Ce jeudi 9 octobre 2008, j'ai eu le privilège d'accueillir Pierre ROSANVALLON à Genève, qui a donné un cours interfacultaire devant les étudiants de SES, HEI et droit puis une conférence publique aux côtés de Michel HOTTELIER. 

Développant les analyses de ses deux derniers ouvrages, "La contre-démocratie, la démocratie à l'âge de la défiance" et "La légitimité démocratique, Impartialité, réflexivité, proximité", Pierre ROSANVALLON nous a rappelé la fin de la centralité de la sphère électorale représentative et le décentrement des démocraties dû à l'évolution des activités citoyennes d'une part et à l'émergence d'institutions inédites d'autre part. Les mouvements sociaux ont en effet changé de nature, de la représentation et de la négociation vers des mouvements de vigilance, d'évaluation et d'alerte. Pierre ROSANVALLON a surtout analysé ce qu'il appelle une démocratie d'empêchement: il est en effet plus facile et plus économique de mobiliser une capacité à s'opposer qu'à réformer; il y a toujours à la fois un avantage matériel et politique à privilégier l'opposition à la réforme. C'est l'expression citoyenne la plus efficace. 

La confiance est une hypothèse sur un comportement futur. Ce risque aujourd'hui est délaissé en faveur de stratégies négatives, de défiance. Faut-il le déplorer? Pierre ROSANVALLON ne le pense pa. 

En effet, si les taux de participation aux consultations démocratiques sont souvent bas, d'autres formes d'expression se développent. Il a rappelé que la campagne électorale permet l'identification du candidat avec la population, qui le voit comme un double valorisant de ses concitoyens. Une fois élu, le candidat est un gouvernant et l'identification se brise au profit d'une distance qui s'installe et qu'il s'agit de construire.

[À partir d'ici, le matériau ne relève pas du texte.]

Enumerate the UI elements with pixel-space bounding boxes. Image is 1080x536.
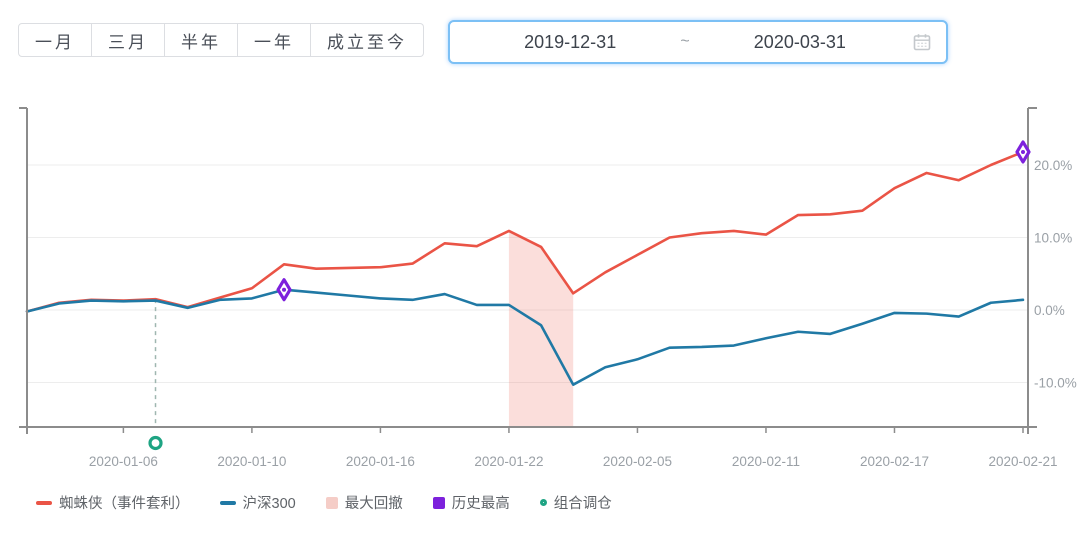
- x-axis-label: 2020-01-22: [474, 454, 543, 469]
- legend-item-5[interactable]: 组合调仓: [539, 492, 612, 513]
- range-button-group: 一月 三月 半年 一年 成立至今: [18, 23, 424, 57]
- legend-line-marker: [219, 500, 236, 505]
- legend-label: 蜘蛛侠（事件套利）: [59, 496, 190, 512]
- range-button-2[interactable]: 三月: [92, 23, 165, 57]
- legend-item-2[interactable]: 沪深300: [219, 492, 296, 513]
- historical-high-marker-dot: [1021, 149, 1025, 154]
- benchmark-series-line: [25, 288, 1025, 386]
- x-axis-label: 2020-02-11: [732, 454, 800, 469]
- legend-square-marker: [432, 496, 445, 509]
- y-axis-label: -10.0%: [1034, 376, 1077, 391]
- range-button-5[interactable]: 成立至今: [311, 23, 424, 57]
- legend-item-4[interactable]: 历史最高: [432, 492, 510, 513]
- legend-label: 历史最高: [451, 496, 510, 512]
- legend-line-marker: [36, 500, 52, 505]
- x-axis-label: 2020-01-16: [346, 454, 415, 469]
- legend-square-marker: [325, 496, 338, 509]
- range-button-4[interactable]: 一年: [238, 23, 311, 57]
- date-range-separator: ~: [680, 33, 690, 50]
- performance-chart[interactable]: 2020-01-06 2020-01-10 2020-01-16 2020-01-22…: [0, 90, 1080, 482]
- rebalance-marker[interactable]: [148, 435, 163, 451]
- date-range-picker[interactable]: 2019-12-31 ~ 2020-03-31: [448, 20, 948, 64]
- legend-label: 沪深300: [242, 496, 296, 512]
- y-axis-label: 0.0%: [1034, 303, 1065, 318]
- legend-item-3[interactable]: 最大回撤: [325, 492, 403, 513]
- legend-ring-marker: [539, 499, 547, 506]
- start-date-input[interactable]: 2019-12-31: [524, 31, 617, 52]
- y-axis-label: 20.0%: [1034, 158, 1072, 173]
- x-axis-label: 2020-02-05: [603, 454, 672, 469]
- chart-legend: 蜘蛛侠（事件套利） 沪深300 最大回撤 历史最高 组合调仓: [36, 492, 612, 513]
- y-axis-label: 10.0%: [1034, 231, 1072, 246]
- historical-high-marker-dot: [282, 287, 287, 292]
- end-date-input[interactable]: 2020-03-31: [753, 31, 846, 52]
- x-axis-label: 2020-01-10: [217, 454, 286, 469]
- legend-label: 组合调仓: [553, 496, 612, 512]
- x-axis-label: 2020-01-06: [89, 454, 158, 469]
- legend-item-1[interactable]: 蜘蛛侠（事件套利）: [36, 492, 190, 513]
- x-axis-label: 2020-02-17: [860, 454, 929, 469]
- max-drawdown-area: [508, 230, 574, 427]
- x-axis-label: 2020-02-21: [988, 454, 1057, 469]
- calendar-icon[interactable]: [912, 32, 932, 52]
- range-button-3[interactable]: 半年: [165, 23, 238, 57]
- range-button-1[interactable]: 一月: [18, 23, 92, 57]
- legend-label: 最大回撤: [344, 496, 403, 512]
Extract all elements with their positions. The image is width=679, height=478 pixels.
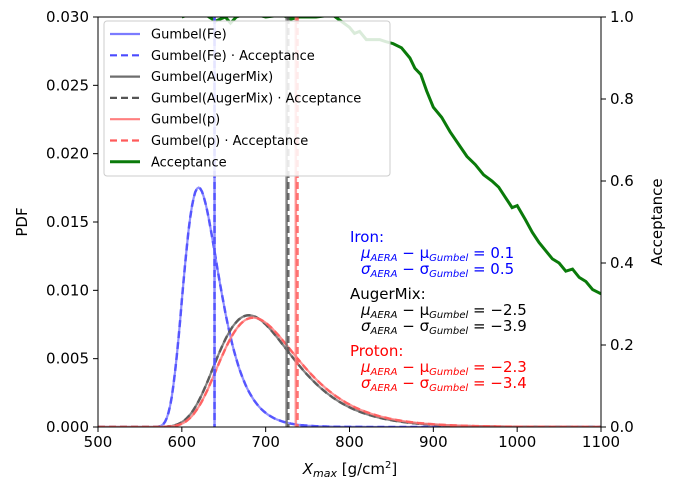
y-tick-label: 0.020 [46,145,89,163]
annotation-title: AugerMix: [350,285,426,303]
annotation-title: Iron: [350,228,384,246]
y-tick-label: 0.010 [46,281,89,299]
y-tick-label: 0.015 [46,213,89,231]
x-tick-label: 1000 [498,433,536,451]
x-tick-label: 500 [84,433,113,451]
axes-layer: 500 600 700 800 900 1000 1100 0.000 0.005 0.010 0.… [46,8,634,451]
annotation-line-2: σAERA − σGumbel = 0.5 [361,260,514,280]
x-tick-label: 800 [335,433,364,451]
legend-label: Gumbel(AugerMix) [151,70,273,85]
legend: Gumbel(Fe) Gumbel(Fe) · Acceptance Gumbel(… [103,20,391,177]
y-right-tick-label: 0.0 [610,418,634,436]
legend-label: Gumbel(AugerMix) · Acceptance [151,91,361,106]
annotation-line-1: μAERA − μGumbel = 0.1 [360,244,514,264]
y-tick-label: 0.005 [46,350,89,368]
legend-box [103,20,391,177]
x-tick-label: 900 [419,433,448,451]
annotation-line-2: σAERA − σGumbel = −3.9 [361,317,527,337]
legend-label: Gumbel(p) · Acceptance [151,134,308,149]
x-axis-label-main: X [302,460,314,478]
x-axis-label-unit: [g/cm [337,460,385,478]
y-right-tick-label: 0.2 [610,336,634,354]
y-right-tick-label: 0.4 [610,254,634,272]
x-tick-label: 700 [251,433,280,451]
y-right-tick-label: 0.8 [610,90,634,108]
y-axis-label: PDF [13,207,31,236]
legend-label: Acceptance [151,155,227,170]
annotation-line-2: σAERA − σGumbel = −3.4 [361,374,527,394]
y-tick-label: 0.000 [46,418,89,436]
y-right-tick-label: 0.6 [610,172,634,190]
y-axis-right-label: Acceptance [648,178,666,265]
annotation-line-1: μAERA − μGumbel = −2.3 [360,358,527,378]
x-tick-label: 600 [168,433,197,451]
x-axis-label-sup: 2 [385,460,391,471]
annotation-line-1: μAERA − μGumbel = −2.5 [360,301,527,321]
legend-label: Gumbel(Fe) [151,28,227,43]
x-axis-label-sub: max [313,467,337,478]
y-right-tick-label: 1.0 [610,8,634,26]
legend-label: Gumbel(p) [151,113,220,128]
x-axis-label: Xmax [g/cm2] [302,460,398,478]
series-line-6 [181,17,601,296]
y-tick-label: 0.025 [46,76,89,94]
x-axis-label-close: ] [391,460,397,478]
legend-label: Gumbel(Fe) · Acceptance [151,49,315,64]
y-tick-label: 0.030 [46,8,89,26]
x-tick-label: 1100 [582,433,620,451]
annotation-title: Proton: [350,342,403,360]
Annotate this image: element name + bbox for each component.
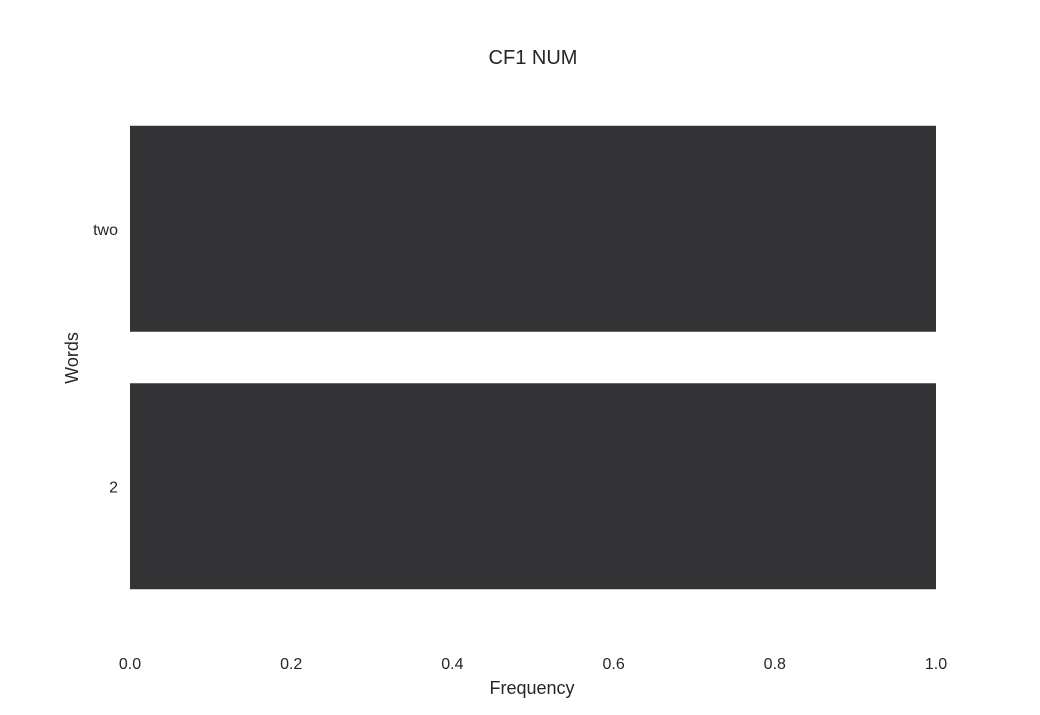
chart-title: CF1 NUM [489, 47, 578, 69]
x-tick-label: 0.8 [764, 656, 786, 673]
bar-group [130, 125, 936, 590]
bar-2 [130, 383, 936, 590]
y-tick-label: 2 [109, 479, 118, 496]
y-tick-labels: two 2 [93, 222, 118, 497]
y-tick-label: two [93, 222, 118, 239]
x-tick-label: 0.6 [602, 656, 624, 673]
x-tick-label: 0.4 [441, 656, 463, 673]
x-tick-label: 0.2 [280, 656, 302, 673]
x-tick-labels: 0.0 0.2 0.4 0.6 0.8 1.0 [119, 656, 947, 673]
x-tick-label: 0.0 [119, 656, 141, 673]
x-tick-label: 1.0 [925, 656, 947, 673]
y-axis-label: Words [62, 332, 82, 384]
x-axis-label: Frequency [489, 678, 574, 698]
bar-two [130, 125, 936, 332]
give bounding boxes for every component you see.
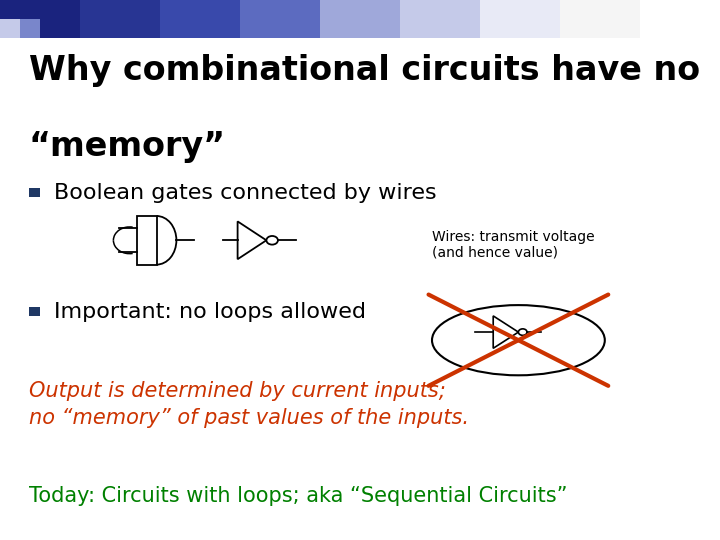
Text: Wires: transmit voltage
(and hence value): Wires: transmit voltage (and hence value… xyxy=(432,230,595,260)
Bar xyxy=(0,0,20,19)
Bar xyxy=(240,0,320,38)
Text: Output is determined by current inputs;: Output is determined by current inputs; xyxy=(29,381,446,401)
Text: Boolean gates connected by wires: Boolean gates connected by wires xyxy=(54,183,436,203)
Bar xyxy=(640,0,720,38)
Bar xyxy=(480,0,561,38)
Bar xyxy=(160,0,240,38)
Bar xyxy=(29,188,40,197)
Text: no “memory” of past values of the inputs.: no “memory” of past values of the inputs… xyxy=(29,408,469,428)
Bar xyxy=(0,19,20,38)
Bar xyxy=(0,0,81,38)
Bar xyxy=(20,19,40,38)
Bar xyxy=(400,0,481,38)
Text: Today: Circuits with loops; aka “Sequential Circuits”: Today: Circuits with loops; aka “Sequent… xyxy=(29,486,567,506)
Bar xyxy=(320,0,401,38)
Bar xyxy=(137,216,157,265)
Text: Important: no loops allowed: Important: no loops allowed xyxy=(54,301,366,322)
Text: “memory”: “memory” xyxy=(29,130,226,163)
Bar xyxy=(560,0,641,38)
Text: Why combinational circuits have no: Why combinational circuits have no xyxy=(29,54,700,87)
Bar xyxy=(80,0,161,38)
Bar xyxy=(29,307,40,316)
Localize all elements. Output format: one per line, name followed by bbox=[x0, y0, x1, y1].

Le but des démocraties est donc d'organiser paisiblement le moment de la distance, c'est-à-dire de la défiance comme qualité. 

Pierre ROSANVALLON a conclu en posant la démocratie comme forme de société inséparable de la constitution de larges espaces de redistribution. La démocratie est en effet l'organisation de la vie en commun de personnes dissemblables, formant une société hétérogène. La démocratie n'est en effet pas concevable dans une société homogène, composées de personnes semblables, qui devient alors simplement une sorte de syndicat de copropriétaires. Face à un rétrécissement de l'espace démocratique, c'est-à-dire de l'espace commun, l'on observe une tendance à la régression. Cependant, alors que la démocratie s'étiole, l'activité citoyenne apparaît comme plus démocratique que jamais. 

En somme, gouverner en démocratie, c'est descendre en particularités et non monter en généralités.